Dan Rifkin (Chair) [email protected], Neil Kavey, Claude Albertario, Ana Krieger

Mission Statement: The aim of the Health Policy Committee is to advocate for pertinent NYS legislation as it pertains to sleep-related issues. Another important role will be to inform the Board of Directors of both federal and NYS sleep-related legislation that may affect the patient or professional.


Drowsys Driving Bills

New York Assembly Bill 1161 (AB 1161) and Senate Bill 1536 (SB 1536)
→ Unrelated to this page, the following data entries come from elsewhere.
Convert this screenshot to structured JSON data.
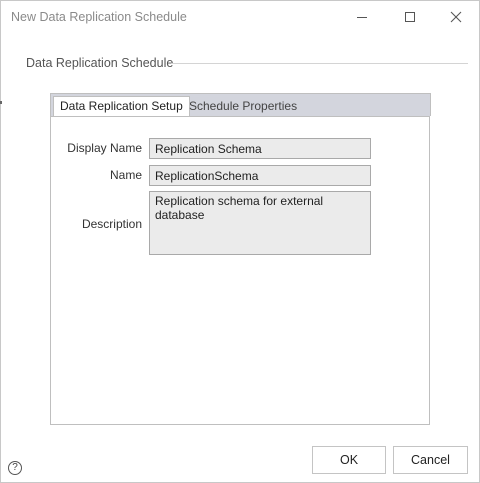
{
  "window": {
    "title": "New Data Replication Schedule"
  },
  "section": {
    "label": "Data Replication Schedule"
  },
  "tabs": [
    {
      "label": "Data Replication Setup",
      "active": true
    },
    {
      "label": "Schedule Properties",
      "active": false
    }
  ],
  "form": {
    "display_name": {
      "label": "Display Name",
      "value": "Replication Schema"
    },
    "name": {
      "label": "Name",
      "value": "ReplicationSchema"
    },
    "description": {
      "label": "Description",
      "value": "Replication schema for external database"
    }
  },
  "buttons": {
    "ok": "OK",
    "cancel": "Cancel"
  },
  "help": {
    "glyph": "?"
  },
  "icons": {
    "minimize": "minimize-icon",
    "maximize": "maximize-icon",
    "close": "close-icon",
    "help": "help-icon"
  }
}
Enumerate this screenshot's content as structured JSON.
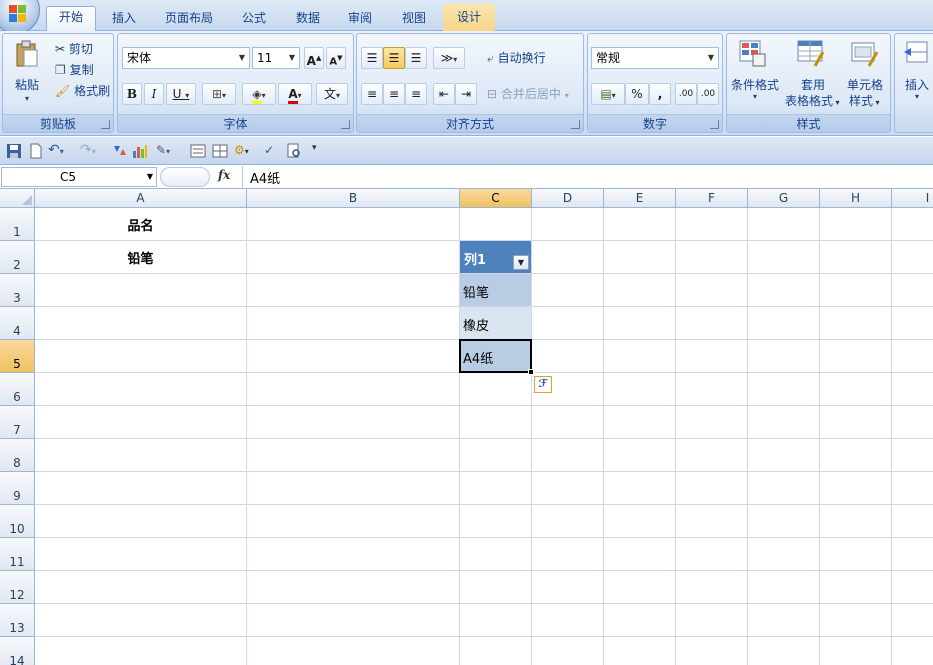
{
  "tabs": [
    "开始",
    "插入",
    "页面布局",
    "公式",
    "数据",
    "审阅",
    "视图",
    "设计"
  ],
  "ribbon": {
    "clipboard": {
      "paste": "粘贴",
      "cut": "剪切",
      "copy": "复制",
      "format_painter": "格式刷",
      "label": "剪贴板"
    },
    "font": {
      "name": "宋体",
      "size": "11",
      "grow": "A",
      "shrink": "A",
      "bold": "B",
      "italic": "I",
      "underline": "U",
      "font_color_letter": "A",
      "phonetic": "文",
      "label": "字体"
    },
    "alignment": {
      "wrap_text": "自动换行",
      "merge_center": "合并后居中",
      "label": "对齐方式"
    },
    "number": {
      "format": "常规",
      "percent": "%",
      "comma": ",",
      "inc_decimal": ".00",
      "dec_decimal": ".00",
      "label": "数字"
    },
    "styles": {
      "conditional": "条件格式",
      "table_format_1": "套用",
      "table_format_2": "表格格式",
      "cell_styles_1": "单元格",
      "cell_styles_2": "样式",
      "label": "样式"
    },
    "cells": {
      "insert": "插入"
    }
  },
  "formula_bar": {
    "name_box": "C5",
    "fx": "fx",
    "formula": "A4纸"
  },
  "columns": [
    "A",
    "B",
    "C",
    "D",
    "E",
    "F",
    "G",
    "H",
    "I"
  ],
  "rows": [
    "1",
    "2",
    "3",
    "4",
    "5",
    "6",
    "7",
    "8",
    "9",
    "10",
    "11",
    "12",
    "13",
    "14"
  ],
  "cells": {
    "A1": "品名",
    "A2": "铅笔",
    "C2": "列1",
    "C3": "铅笔",
    "C4": "橡皮",
    "C5": "A4纸"
  },
  "colors": {
    "table_header": "#4f81bd",
    "table_band_dark": "#b8cce4",
    "table_band_light": "#dbe5f1",
    "selected_header": "#f1c15f"
  }
}
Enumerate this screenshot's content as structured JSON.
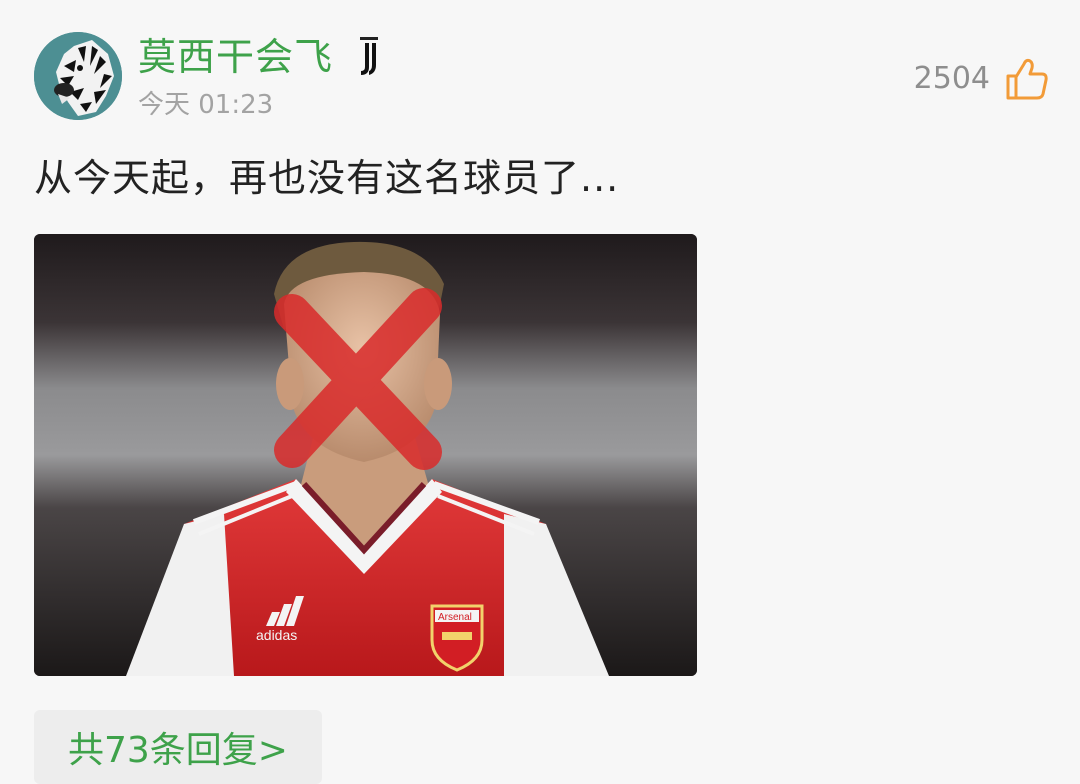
{
  "post": {
    "author": {
      "username": "莫西干会飞",
      "avatar_icon": "zebra-avatar",
      "badge_icon": "juventus-badge"
    },
    "timestamp": "今天 01:23",
    "likes": {
      "count": "2504",
      "icon": "thumbs-up-icon",
      "icon_color": "#f29b38"
    },
    "text": "从今天起，再也没有这名球员了...",
    "image": {
      "description_icon": "football-player-photo-with-red-x",
      "jersey_sponsor": "adidas",
      "crest_text": "Arsenal"
    },
    "replies": {
      "label": "共73条回复>"
    }
  },
  "colors": {
    "accent_green": "#3ea24a",
    "background": "#f7f7f7",
    "muted_text": "#a3a3a3",
    "cross_red": "#d92b2b"
  }
}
These bills have been introduced into the General Assembly. The bills address drowsy driving driving. Here are the summaries for the bills.
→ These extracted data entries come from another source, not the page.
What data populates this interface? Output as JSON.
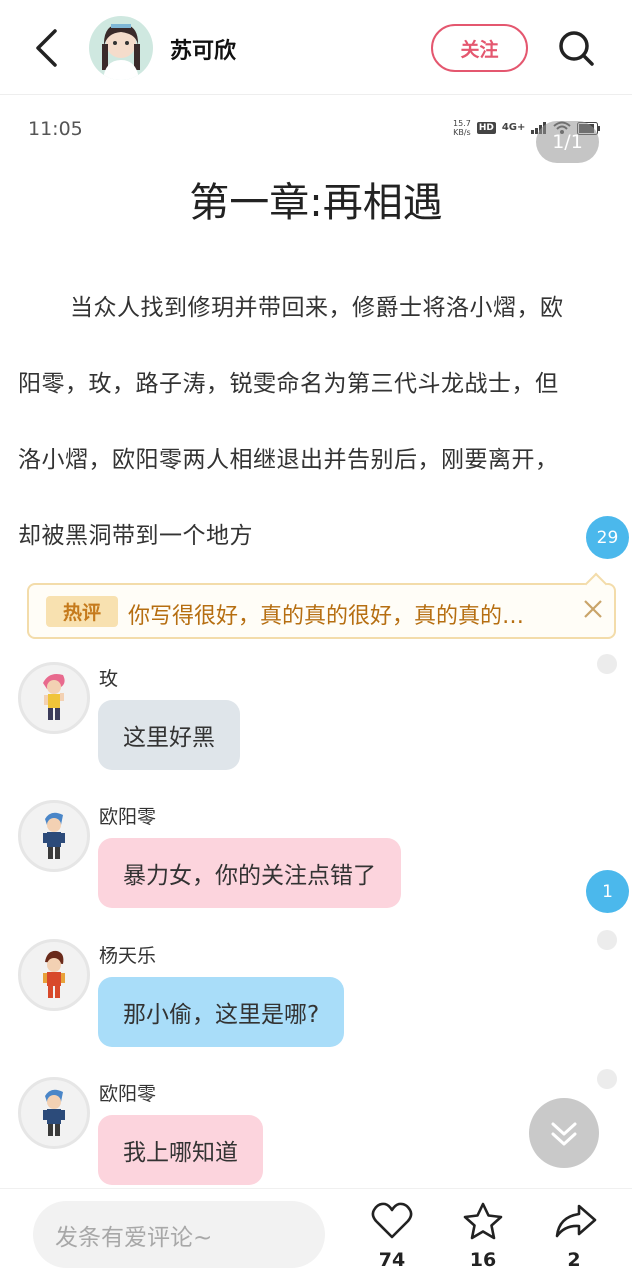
{
  "header": {
    "back_icon": "chevron-left-icon",
    "author_name": "苏可欣",
    "follow_label": "关注",
    "search_icon": "search-icon"
  },
  "status_bar": {
    "time": "11:05",
    "speed_value": "15.7",
    "speed_unit": "KB/s",
    "hd": "HD",
    "network": "4G+"
  },
  "page_indicator": "1/1",
  "chapter_title": "第一章:再相遇",
  "paragraph": "当众人找到修玥并带回来，修爵士将洛小熠，欧阳零，玫，路子涛，锐雯命名为第三代斗龙战士，但洛小熠，欧阳零两人相继退出并告别后，刚要离开，却被黑洞带到一个地方",
  "paragraph_comment_count": "29",
  "hot_comment": {
    "tag": "热评",
    "text": "你写得很好，真的真的很好，真的真的…"
  },
  "messages": [
    {
      "name": "玫",
      "text": "这里好黑"
    },
    {
      "name": "欧阳零",
      "text": "暴力女，你的关注点错了"
    },
    {
      "name": "杨天乐",
      "text": "那小偷，这里是哪?"
    },
    {
      "name": "欧阳零",
      "text": "我上哪知道"
    }
  ],
  "message_comment_count": "1",
  "bottom_bar": {
    "comment_placeholder": "发条有爱评论~",
    "likes": "74",
    "favorites": "16",
    "shares": "2"
  },
  "colors": {
    "accent": "#e4576f",
    "count_bubble": "#4bb8ec",
    "hot_text": "#b66e11"
  }
}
The bills, which basically have the same language, will add a new section to the vehicle and traffic law which will define drowsy driving as a person who operates a motor vehicle, motorcycle, or any other vehicle propelled by any power other than muscular power, while his or her ability to drive is impaired by fatigue.
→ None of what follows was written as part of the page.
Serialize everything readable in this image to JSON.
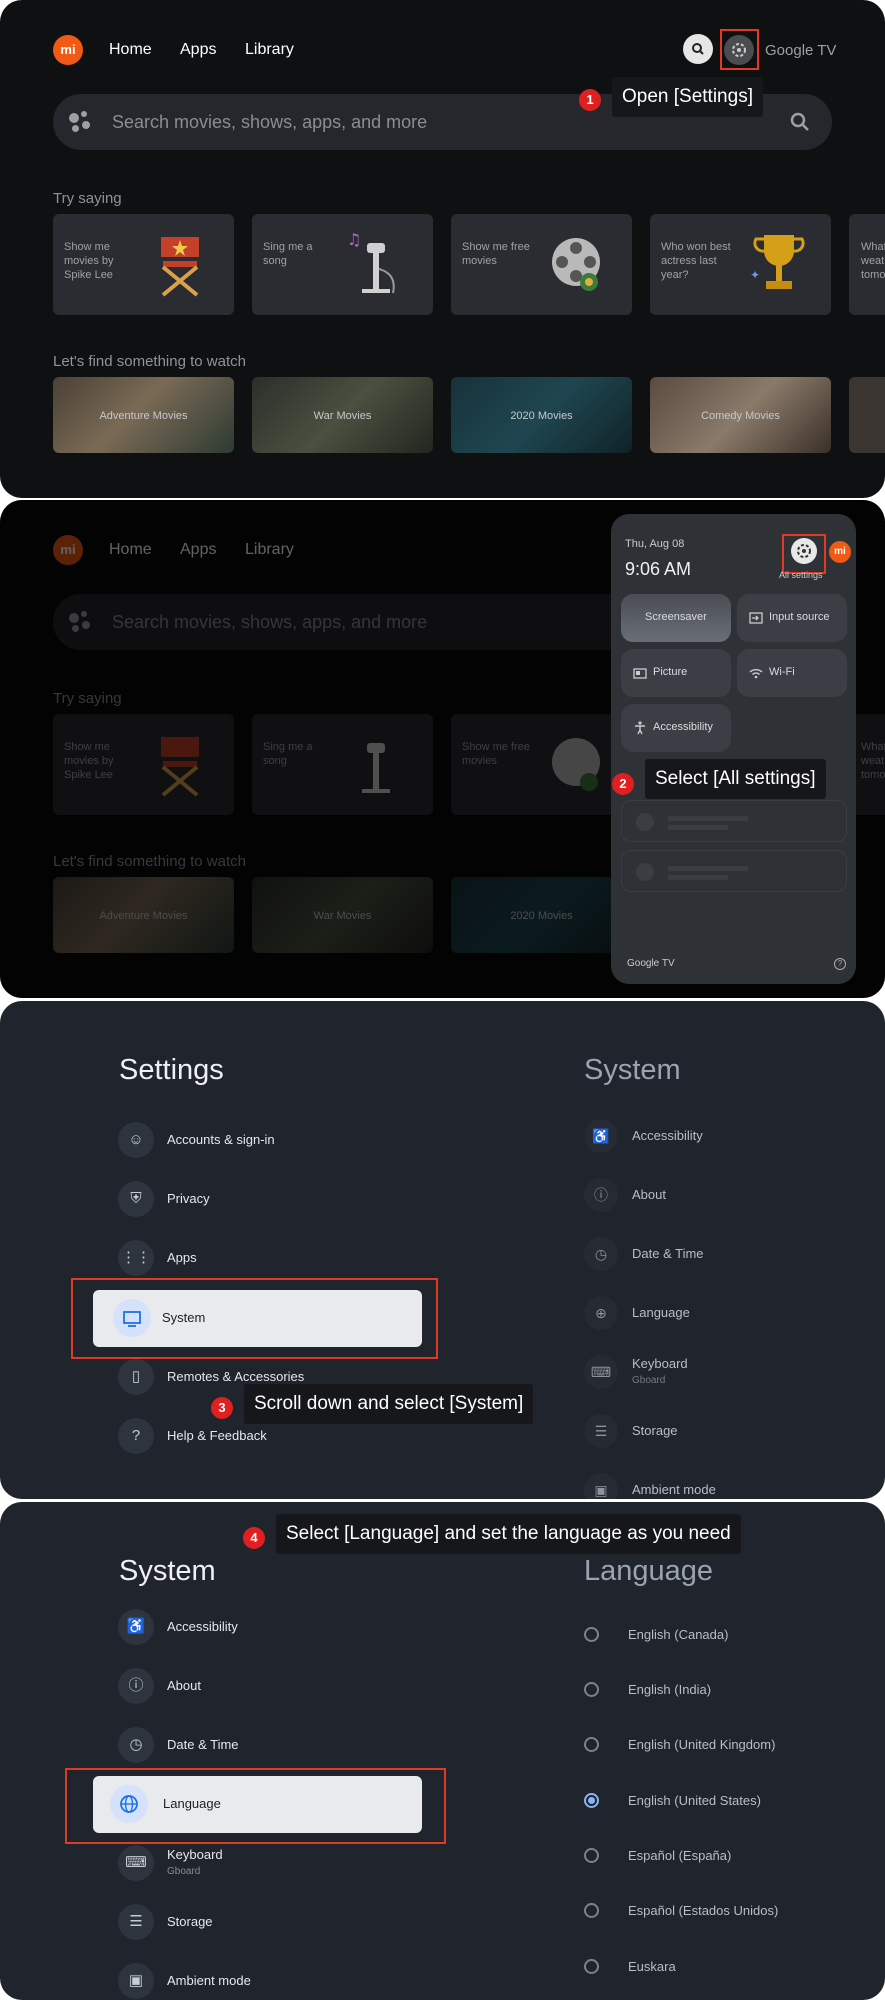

Fatigue is defined as a person who falls asleep while driving or proof that a person had been without sleep for twenty-four or more consecutive hours. If convicted, the person will be guilty of a class A misdemeanor. A first violation is a $500 fine and subsequent violations will be a $1,000 fine.  


However, the bill also contains language which would amend the section of the traffic law addressing vehicular assault.  It will include fatigue with other impairments such as alcohol if the person driving the motor vehicle has caused serious physical injury to another person. Vehicular assault is a class E felony.


In addition, the bill will amend the section addressing vehicular homicide. Again, fatigue is included with other impairments such as alcohol if the driver has caused a death. It is a class D felony and the person can be sentenced up to three years and subject to license revocation.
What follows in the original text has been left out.